The influence of alcohol outlet density and advertising on youth drinking in urban Tanzania
Despite the detrimental effects of alcohol on adolescent health, high rates of alcohol use are reported among Tanzanian youth. The researchers conducted systematic community mapping and participatory group activities with 177 adolescents in Dar es Salaam to explore how alcohol outlet density and advertising may contribute to adolescent alcohol use in urban Tanzania.
Findings revealed a high density of alcohol-selling outlets and outdoor advertisements. The abundance of alcohol-related cues, including their close proximity to places where youth congregate, may facilitate and increase adolescent alcohol use in Tanzania.
Participants recommended several changes to the alcohol environment to reduce adolescent alcohol use.
Structural interventions that reduce adolescents’ access and exposure to alcohol are needed in Tanzania.
Our study participants concur that instead of focusing on individual behaviors and consumption patterns, community zoning to restrict the number of alcohol-selling outlets per area have the potential to reduce alcohol use among adolescents in Tanzania,” said Marni Sommer, DrPH, RN, associate professor of Sociomedical Sciences at Columbia Mailman School.

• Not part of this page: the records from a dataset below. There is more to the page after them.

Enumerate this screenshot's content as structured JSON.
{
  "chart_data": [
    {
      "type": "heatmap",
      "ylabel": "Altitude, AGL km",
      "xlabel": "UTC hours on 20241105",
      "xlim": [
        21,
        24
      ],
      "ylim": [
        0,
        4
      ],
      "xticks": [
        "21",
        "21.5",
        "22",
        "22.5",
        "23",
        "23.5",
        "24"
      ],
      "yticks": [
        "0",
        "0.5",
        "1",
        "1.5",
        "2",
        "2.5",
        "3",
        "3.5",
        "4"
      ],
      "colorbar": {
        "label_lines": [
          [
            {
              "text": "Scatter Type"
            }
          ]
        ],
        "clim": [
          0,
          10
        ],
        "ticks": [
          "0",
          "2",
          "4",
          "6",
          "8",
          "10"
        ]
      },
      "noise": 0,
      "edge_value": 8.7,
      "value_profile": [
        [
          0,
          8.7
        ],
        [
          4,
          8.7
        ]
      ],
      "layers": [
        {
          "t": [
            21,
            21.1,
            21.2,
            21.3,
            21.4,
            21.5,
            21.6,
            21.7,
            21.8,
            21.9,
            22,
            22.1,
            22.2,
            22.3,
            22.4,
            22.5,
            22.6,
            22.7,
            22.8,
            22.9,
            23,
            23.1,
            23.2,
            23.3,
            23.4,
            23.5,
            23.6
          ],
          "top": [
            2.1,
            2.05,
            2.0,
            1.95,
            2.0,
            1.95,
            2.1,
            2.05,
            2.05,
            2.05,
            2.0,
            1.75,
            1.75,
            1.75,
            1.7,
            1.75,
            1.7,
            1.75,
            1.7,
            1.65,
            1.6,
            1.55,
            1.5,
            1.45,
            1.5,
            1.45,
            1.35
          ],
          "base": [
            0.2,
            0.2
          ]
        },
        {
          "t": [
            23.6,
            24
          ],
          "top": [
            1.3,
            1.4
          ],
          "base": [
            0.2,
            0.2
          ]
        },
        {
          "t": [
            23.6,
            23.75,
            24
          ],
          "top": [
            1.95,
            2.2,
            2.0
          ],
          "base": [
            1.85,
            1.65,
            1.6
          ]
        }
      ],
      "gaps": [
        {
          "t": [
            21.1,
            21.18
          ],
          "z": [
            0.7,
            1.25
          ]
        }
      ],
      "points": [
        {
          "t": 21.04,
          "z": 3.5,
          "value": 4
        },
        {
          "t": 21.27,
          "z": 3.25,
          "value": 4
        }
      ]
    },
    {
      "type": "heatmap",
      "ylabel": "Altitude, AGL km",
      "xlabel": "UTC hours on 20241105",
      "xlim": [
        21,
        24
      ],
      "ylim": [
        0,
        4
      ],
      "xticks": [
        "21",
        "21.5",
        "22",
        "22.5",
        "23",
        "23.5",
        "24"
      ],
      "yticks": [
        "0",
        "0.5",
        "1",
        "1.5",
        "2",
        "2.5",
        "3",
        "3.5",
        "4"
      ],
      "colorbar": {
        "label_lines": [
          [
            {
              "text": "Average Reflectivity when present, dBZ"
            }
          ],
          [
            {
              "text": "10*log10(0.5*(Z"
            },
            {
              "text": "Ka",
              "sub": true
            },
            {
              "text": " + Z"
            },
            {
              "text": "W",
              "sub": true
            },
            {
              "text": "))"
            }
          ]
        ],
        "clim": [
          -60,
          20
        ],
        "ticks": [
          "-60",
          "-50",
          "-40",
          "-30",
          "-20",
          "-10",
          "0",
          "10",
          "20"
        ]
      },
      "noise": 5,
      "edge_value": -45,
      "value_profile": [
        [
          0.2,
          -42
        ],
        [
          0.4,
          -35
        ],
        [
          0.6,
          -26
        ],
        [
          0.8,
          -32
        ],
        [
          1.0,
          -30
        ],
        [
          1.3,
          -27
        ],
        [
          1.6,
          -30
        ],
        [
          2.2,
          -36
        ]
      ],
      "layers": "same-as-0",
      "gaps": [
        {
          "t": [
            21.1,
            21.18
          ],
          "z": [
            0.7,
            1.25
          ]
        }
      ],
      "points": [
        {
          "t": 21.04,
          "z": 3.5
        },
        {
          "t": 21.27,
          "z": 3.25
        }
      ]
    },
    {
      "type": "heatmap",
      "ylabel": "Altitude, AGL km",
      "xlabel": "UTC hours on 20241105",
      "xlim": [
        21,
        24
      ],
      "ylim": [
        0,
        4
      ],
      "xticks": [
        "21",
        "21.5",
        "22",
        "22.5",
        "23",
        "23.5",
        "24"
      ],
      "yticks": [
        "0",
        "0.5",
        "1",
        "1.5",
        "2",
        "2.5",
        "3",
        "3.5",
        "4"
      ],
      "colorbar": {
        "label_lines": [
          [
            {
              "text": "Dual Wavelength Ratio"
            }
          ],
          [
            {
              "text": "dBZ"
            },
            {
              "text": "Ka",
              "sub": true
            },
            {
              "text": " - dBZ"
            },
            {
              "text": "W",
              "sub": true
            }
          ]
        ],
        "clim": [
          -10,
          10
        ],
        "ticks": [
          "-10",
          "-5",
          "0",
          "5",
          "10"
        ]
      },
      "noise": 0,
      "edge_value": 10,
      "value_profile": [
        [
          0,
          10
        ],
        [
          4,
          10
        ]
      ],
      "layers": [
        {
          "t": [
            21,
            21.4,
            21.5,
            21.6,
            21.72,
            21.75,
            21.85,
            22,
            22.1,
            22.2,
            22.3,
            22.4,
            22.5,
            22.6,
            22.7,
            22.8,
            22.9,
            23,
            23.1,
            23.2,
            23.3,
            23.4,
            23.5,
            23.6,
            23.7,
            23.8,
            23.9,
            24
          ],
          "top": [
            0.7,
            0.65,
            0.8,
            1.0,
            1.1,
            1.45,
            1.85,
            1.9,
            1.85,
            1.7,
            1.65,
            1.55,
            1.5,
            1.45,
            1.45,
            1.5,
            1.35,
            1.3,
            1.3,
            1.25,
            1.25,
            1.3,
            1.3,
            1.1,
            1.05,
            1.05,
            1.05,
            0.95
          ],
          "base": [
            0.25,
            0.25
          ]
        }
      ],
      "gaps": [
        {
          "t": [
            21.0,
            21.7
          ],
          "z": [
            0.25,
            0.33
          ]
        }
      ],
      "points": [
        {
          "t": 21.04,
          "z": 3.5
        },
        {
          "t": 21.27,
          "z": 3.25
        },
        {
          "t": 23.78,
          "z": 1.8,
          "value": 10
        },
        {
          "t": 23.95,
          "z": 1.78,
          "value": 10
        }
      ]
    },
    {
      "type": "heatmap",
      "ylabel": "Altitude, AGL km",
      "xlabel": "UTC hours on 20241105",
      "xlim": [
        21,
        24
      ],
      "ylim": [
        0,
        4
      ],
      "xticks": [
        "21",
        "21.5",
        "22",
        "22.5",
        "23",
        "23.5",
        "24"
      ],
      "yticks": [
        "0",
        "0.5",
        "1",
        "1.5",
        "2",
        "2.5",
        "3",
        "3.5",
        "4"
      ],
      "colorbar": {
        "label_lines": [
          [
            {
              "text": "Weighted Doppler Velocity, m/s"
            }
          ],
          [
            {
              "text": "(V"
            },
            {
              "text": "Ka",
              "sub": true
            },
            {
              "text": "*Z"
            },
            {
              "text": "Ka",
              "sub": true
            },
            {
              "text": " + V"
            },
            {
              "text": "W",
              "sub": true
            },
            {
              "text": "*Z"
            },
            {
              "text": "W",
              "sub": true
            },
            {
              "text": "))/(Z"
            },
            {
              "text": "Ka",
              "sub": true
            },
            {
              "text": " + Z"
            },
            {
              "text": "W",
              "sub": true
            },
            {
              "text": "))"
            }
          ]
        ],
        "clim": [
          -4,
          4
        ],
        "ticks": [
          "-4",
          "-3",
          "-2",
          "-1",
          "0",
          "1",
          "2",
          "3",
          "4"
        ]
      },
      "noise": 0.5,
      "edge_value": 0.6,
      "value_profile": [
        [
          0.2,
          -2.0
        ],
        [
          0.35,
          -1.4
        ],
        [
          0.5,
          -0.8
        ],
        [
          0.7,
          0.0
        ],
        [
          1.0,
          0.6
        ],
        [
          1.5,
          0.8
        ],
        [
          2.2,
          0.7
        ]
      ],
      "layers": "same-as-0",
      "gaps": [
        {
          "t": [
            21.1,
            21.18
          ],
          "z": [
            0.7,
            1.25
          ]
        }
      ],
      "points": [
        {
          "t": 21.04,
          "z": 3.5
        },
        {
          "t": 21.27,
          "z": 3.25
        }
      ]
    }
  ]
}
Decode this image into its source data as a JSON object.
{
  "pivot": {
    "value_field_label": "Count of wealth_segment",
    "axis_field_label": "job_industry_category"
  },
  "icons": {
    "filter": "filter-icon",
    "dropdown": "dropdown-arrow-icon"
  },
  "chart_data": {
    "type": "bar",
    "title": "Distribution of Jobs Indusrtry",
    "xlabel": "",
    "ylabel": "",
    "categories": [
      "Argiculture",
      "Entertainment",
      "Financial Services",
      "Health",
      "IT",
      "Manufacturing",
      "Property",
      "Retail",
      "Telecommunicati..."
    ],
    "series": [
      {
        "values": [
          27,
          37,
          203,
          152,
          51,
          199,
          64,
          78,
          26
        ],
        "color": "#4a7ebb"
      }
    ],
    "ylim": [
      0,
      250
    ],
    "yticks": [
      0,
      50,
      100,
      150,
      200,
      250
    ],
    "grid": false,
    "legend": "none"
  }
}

- High density of alcohol outlets in Dar es Salaam facilitates adolescent alcohol use.
- Alcohol advertisements and other marketing strategies are very salient with youth.
- Adolescent participants’ responses corroborated community mapping findings.
- Participants’ proposed changes to the alcohol environment may curb youth alcohol use.
- Participants’ suggestions align with globally recommended structural interventions.
Strong national efforts that regulate all forms of alcohol advertising and marketing in Tanzania will counter aggressive marketing campaigns that target adolescents and normalize alcohol use.
The high density of alcohol-selling venues in the areas we investigated makes alcohol readily available to youth,” said Marni Sommer, DrPH, RN, associate professor of Sociomedical Sciences at Columbia Mailman School, per EurekAlert.